The system …ensures that national party campaigns rest heavily on slogan-filled, fabulously expensive lowest-common-denominator appeals to collections of affluent special interests. The Congress of our New Gilded Age is far from the best Congress money can buy; it may well be the worst. It is a coin-operated stalemate machine that is now so dysfunctional that it threatens the good name of representative democracy itself.
If that isn’t sobering enough, a discussion after the Ferguson article describes the mind-numbing amount of money raised by the members of the deficit-cutting super committee. In addition, immediately after being named to the committee, several members launched fundraising efforts that were unabashed bribe-seeking. But since the elites in this country keep themselves considerable removed from ordinary people, and what used to be considered corruption in their cohort is now business as usual, nary an ugly word is said about these destructive practices.

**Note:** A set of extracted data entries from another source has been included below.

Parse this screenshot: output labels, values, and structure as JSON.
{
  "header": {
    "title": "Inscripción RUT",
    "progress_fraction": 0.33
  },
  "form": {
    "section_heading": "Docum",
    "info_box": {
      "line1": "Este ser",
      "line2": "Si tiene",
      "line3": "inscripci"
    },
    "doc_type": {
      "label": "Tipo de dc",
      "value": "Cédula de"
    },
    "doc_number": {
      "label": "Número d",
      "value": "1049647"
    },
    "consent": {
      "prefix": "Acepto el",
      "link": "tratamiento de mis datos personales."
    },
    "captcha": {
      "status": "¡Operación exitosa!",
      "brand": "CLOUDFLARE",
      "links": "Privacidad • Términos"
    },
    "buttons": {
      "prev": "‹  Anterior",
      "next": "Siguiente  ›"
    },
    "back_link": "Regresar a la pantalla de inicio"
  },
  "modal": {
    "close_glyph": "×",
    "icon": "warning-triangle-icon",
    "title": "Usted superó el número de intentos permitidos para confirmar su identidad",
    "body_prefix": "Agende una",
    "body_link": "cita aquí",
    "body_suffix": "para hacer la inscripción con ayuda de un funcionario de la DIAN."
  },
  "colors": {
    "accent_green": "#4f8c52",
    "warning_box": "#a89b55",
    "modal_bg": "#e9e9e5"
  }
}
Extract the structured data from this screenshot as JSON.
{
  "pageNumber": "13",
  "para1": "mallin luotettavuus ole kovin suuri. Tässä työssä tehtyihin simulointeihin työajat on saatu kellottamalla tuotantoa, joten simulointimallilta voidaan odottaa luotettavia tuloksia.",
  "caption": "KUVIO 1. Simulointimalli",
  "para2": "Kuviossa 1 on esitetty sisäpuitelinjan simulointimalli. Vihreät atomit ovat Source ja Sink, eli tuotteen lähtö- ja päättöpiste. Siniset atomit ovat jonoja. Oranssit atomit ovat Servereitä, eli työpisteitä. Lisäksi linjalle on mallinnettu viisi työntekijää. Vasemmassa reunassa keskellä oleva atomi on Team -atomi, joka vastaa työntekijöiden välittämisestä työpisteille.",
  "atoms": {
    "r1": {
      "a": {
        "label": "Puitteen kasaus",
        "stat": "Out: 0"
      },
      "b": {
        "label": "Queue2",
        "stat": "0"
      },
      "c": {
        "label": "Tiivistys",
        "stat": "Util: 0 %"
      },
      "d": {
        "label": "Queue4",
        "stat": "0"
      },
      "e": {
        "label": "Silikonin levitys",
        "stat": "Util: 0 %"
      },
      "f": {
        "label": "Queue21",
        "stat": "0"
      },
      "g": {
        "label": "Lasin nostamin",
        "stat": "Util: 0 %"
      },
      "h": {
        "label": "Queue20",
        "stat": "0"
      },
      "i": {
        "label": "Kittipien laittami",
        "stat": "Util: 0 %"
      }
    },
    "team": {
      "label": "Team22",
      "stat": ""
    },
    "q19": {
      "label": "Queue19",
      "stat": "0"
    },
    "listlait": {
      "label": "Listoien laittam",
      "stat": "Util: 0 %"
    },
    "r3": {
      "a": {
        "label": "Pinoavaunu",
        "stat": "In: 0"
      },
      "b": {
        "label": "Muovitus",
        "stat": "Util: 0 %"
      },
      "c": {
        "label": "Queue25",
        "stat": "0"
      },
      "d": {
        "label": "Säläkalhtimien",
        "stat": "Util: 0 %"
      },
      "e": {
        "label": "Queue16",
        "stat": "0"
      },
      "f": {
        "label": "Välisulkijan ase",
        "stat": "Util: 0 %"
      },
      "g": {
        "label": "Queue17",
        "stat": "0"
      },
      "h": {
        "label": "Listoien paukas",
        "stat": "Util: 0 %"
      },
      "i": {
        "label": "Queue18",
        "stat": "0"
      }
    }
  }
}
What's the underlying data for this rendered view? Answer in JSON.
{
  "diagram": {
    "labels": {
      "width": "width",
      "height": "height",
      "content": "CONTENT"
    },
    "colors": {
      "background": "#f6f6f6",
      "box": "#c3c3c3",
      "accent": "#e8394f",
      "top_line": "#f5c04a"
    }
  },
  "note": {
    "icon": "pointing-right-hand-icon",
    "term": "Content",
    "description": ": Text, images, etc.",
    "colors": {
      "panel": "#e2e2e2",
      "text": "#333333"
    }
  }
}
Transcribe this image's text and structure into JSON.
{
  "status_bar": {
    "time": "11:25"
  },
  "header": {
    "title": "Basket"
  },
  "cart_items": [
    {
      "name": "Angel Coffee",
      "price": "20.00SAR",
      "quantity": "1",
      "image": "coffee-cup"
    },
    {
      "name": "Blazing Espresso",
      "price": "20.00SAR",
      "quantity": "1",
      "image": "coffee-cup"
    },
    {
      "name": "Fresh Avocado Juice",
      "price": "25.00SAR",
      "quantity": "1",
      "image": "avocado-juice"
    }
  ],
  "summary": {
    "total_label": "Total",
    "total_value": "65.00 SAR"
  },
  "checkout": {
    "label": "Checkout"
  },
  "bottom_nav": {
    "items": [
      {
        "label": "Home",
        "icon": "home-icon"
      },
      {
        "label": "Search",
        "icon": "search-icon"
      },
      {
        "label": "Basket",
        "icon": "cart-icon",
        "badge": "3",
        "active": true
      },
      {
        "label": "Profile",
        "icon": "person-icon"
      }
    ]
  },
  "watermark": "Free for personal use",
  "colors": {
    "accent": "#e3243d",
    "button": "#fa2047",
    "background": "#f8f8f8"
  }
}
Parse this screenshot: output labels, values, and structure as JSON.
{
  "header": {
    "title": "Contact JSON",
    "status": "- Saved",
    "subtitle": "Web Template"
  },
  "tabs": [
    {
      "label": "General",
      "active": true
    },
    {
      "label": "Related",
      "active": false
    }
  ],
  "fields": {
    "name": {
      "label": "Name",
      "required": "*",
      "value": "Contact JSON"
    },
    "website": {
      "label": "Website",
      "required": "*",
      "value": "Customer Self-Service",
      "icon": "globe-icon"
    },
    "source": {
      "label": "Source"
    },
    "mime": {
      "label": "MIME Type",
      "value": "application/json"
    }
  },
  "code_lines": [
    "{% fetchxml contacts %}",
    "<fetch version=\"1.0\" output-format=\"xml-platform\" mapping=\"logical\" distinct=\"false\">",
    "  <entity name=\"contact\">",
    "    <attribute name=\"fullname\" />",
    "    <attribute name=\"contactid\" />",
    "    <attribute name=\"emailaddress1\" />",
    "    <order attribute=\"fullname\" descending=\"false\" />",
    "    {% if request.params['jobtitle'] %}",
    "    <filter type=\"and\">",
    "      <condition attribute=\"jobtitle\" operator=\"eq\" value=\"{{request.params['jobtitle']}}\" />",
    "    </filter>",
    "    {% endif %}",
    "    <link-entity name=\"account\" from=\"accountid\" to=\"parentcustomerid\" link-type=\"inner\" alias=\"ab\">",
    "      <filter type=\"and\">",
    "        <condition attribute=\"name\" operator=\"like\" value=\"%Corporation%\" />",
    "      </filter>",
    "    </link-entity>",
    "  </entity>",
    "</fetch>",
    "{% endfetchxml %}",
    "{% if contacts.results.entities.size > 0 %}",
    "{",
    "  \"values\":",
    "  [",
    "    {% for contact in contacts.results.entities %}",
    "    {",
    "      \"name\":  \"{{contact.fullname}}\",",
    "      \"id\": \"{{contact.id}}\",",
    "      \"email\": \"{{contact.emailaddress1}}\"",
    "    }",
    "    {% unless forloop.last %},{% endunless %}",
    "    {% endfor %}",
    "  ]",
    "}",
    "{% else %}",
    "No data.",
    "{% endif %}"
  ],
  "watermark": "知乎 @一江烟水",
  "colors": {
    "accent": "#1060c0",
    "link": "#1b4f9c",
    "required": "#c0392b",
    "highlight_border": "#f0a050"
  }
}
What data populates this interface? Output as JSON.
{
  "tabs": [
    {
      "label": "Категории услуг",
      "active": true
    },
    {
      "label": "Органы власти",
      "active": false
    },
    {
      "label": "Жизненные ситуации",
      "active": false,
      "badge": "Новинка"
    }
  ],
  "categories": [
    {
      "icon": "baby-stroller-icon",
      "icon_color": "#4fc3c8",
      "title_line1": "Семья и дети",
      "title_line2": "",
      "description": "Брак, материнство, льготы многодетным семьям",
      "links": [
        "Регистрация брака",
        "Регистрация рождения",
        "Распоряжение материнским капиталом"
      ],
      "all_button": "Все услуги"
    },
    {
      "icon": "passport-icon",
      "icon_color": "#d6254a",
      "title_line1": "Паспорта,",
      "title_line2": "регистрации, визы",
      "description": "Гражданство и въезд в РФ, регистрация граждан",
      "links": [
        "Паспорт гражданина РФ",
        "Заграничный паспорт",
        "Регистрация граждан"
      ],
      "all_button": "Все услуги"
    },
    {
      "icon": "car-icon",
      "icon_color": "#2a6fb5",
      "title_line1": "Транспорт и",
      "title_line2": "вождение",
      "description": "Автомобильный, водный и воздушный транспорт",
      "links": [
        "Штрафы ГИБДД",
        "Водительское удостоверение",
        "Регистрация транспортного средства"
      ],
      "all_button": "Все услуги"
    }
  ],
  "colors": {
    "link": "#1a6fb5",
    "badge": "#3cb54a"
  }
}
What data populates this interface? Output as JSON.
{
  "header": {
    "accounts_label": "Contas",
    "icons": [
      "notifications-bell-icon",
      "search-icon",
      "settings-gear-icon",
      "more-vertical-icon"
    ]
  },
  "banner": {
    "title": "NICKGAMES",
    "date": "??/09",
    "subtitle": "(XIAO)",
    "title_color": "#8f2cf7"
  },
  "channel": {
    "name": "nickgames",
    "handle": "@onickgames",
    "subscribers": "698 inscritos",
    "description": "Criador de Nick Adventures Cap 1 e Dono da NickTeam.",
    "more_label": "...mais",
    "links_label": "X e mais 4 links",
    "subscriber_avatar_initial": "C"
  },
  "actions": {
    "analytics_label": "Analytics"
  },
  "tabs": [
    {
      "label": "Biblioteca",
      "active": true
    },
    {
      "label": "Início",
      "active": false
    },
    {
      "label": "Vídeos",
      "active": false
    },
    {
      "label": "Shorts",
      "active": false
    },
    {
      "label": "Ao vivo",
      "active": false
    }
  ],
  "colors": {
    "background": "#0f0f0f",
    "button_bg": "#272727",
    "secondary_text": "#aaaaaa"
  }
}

So as much as AOC has seemed disappointing of late, the overwhelming majority of voters have no clue as to what she is up against.

by Yves Smith and Thomas Neuberger, Naked Capitalism |  Read more:
Image: Seth Wenig/AP Photo via Politico
[ed. A bit of inside baseball here for political junkies. Apparently AOC gave $5000 to various Democratic members of Congress to help with their campaigns, a few of them DINOs (Dems in name only), who see any association with her as radioactive in their conservative-leaning districts. So they've decided to reject or return the funds. The question is: why did AOC do this (and with such meager amounts)? Is she gravitating toward the middle, and becoming more of an establishment player? Trying to mend fences? Or, as one commenter suggested, playing "eleventy-dimensional chess" and using the money to shine a light on people who've never been exposed in this way to this kind of scrutiny before? Who knows? But as this post indicates, funding is a sensitive and intricate process. By the way, the numbers above are for Democrats. I'd bet the one's for Republicans are equally as stunning, if not significantly worse (I'm not going to check). Also, this is from 2011. Citizens United undoubtedly made the process (and money involved) even more obscene.]